The module can be taught as a discrete unit or can be embedded in other modules. It is examined in Paper 2, which is two hour exam. Paper 2 has three sections: Mod A, Mod B and Mod C. The Craft of Writing is Mod C.
The aim is to improve writing skills. Here is a summary of the Module rubric:
- Students appreciate, examine and analyse texts as models and stimulus for their own writing.
- Examine how writers use language creatively and imaginatively for a range of purposes, eg, to describe the world around them, evoke emotion, shape a perspective or share a vision.
- Evaluate the versatility, power and aesthetics of language.
- Imaginative engagement with texts.
- Draft and revise own writing.
- Create highly crafted imaginative, discursive, persuasive and informative texts.
- Consider imagery, allusion, rhetoric, voice, characterisation, point of view, dialogue and tone.
- Consider purpose, audience, context to shape meaning.
- Use conventions of syntax, spelling, punctuation and grammar.
You can see it is a continuation of everything you have been doing in subject English.The difference is that you will be explicitly examined on these skills. How?
You will need to study two of the prescribed texts. These are short works of fiction or nonfiction, selected from the prescribed list by your teacher. (Some of these texts were in an old HSC module: Speeches - there are resources for these you can find online or at your library.) You will be asked to read widely and write in different forms, reflect on your writing, redraft and edit your work. Your assessment task makes up 25% of your whole school assessment. You can find links to the prescribed texts here.
The exam is likely to have two parts, one asking you to write something in response to a stimulus, or you may be asked to write a piece in a certain form which includes a specific stylistic or literary device. You could be asked to write something based upon a text you have studied. The second part may ask you to justify the creative decisions you made in the piece you just wrote. Or you could be asked to reflect on what you have learned about the craft of writing with reference to any module prescribed or related text. You will be asked to write an imaginative, discursive, persuasive, informative or reflective response.
You would have written most of these types of texts before, but discursive is new to the syllabus. The NESA description is here:
Texts whose primary focus is to explore an idea or variety of topics. These texts involve the discussion of an idea(s) or opinion(s) without the direct intention of persuading the reader, listener or viewer to adopt any single point of view. Discursive texts can be humorous or serious in tone and can have a formal or informal register.

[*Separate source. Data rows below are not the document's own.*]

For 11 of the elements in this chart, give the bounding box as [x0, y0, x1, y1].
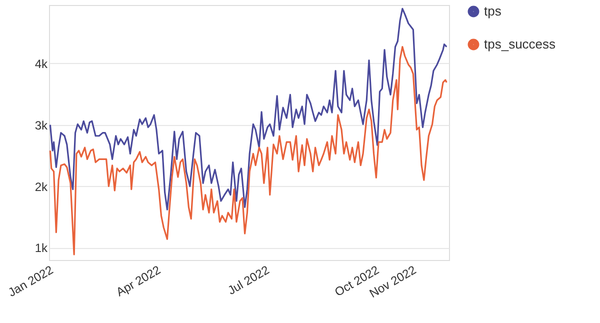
y-tick-label: 2k — [34, 180, 48, 194]
y-tick-label: 4k — [34, 56, 48, 71]
x-tick-label: Jan 2022 — [6, 262, 56, 300]
y-tick-label: 1k — [34, 241, 48, 256]
legend-label: tps_success — [484, 36, 556, 52]
x-tick-label: Jul 2022 — [225, 262, 272, 298]
legend-label: tps — [484, 4, 502, 18]
line-series — [49, 8, 448, 210]
x-tick-label: Apr 2022 — [114, 262, 164, 300]
line-series — [49, 46, 448, 256]
y-tick-label: 3k — [34, 118, 48, 132]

But you can also think of discursive writing as a writer thinking on the page, exploring an idea. It may be a personal essay. It may explore multiple viewpoints. It still requires a structure. The point is to read widely and to write for various purposes.
You can find a wide range of essays on a wide range of topics in various journals such as The New Yorker, The Atlantic, The Guardian, Medium, Electric Literature, Meanjin. Do an online search for best essays and read some you find there. Black Inc has been publishing collections of Best Australian Essays for each year since 1998. You can find these in your library. Recently I've been reading essays by Susan Sontag, Joan Didion, Annie Dillard, and Rebecca Solnit. I recommend you also read short stories. Black Inc has been publishing collections of Best Australian Short Stories since 1999. See also this online guide http://www.shortstoryguide.com/ and there are some online recommendations of short stories you can read in your lunch break.
If you read an essay each morning and a short story every night for forty days, imagine how much you will learn!
And you can see how the terms of rhetoric come in handy here! You would do well to apply them to the prescribed texts.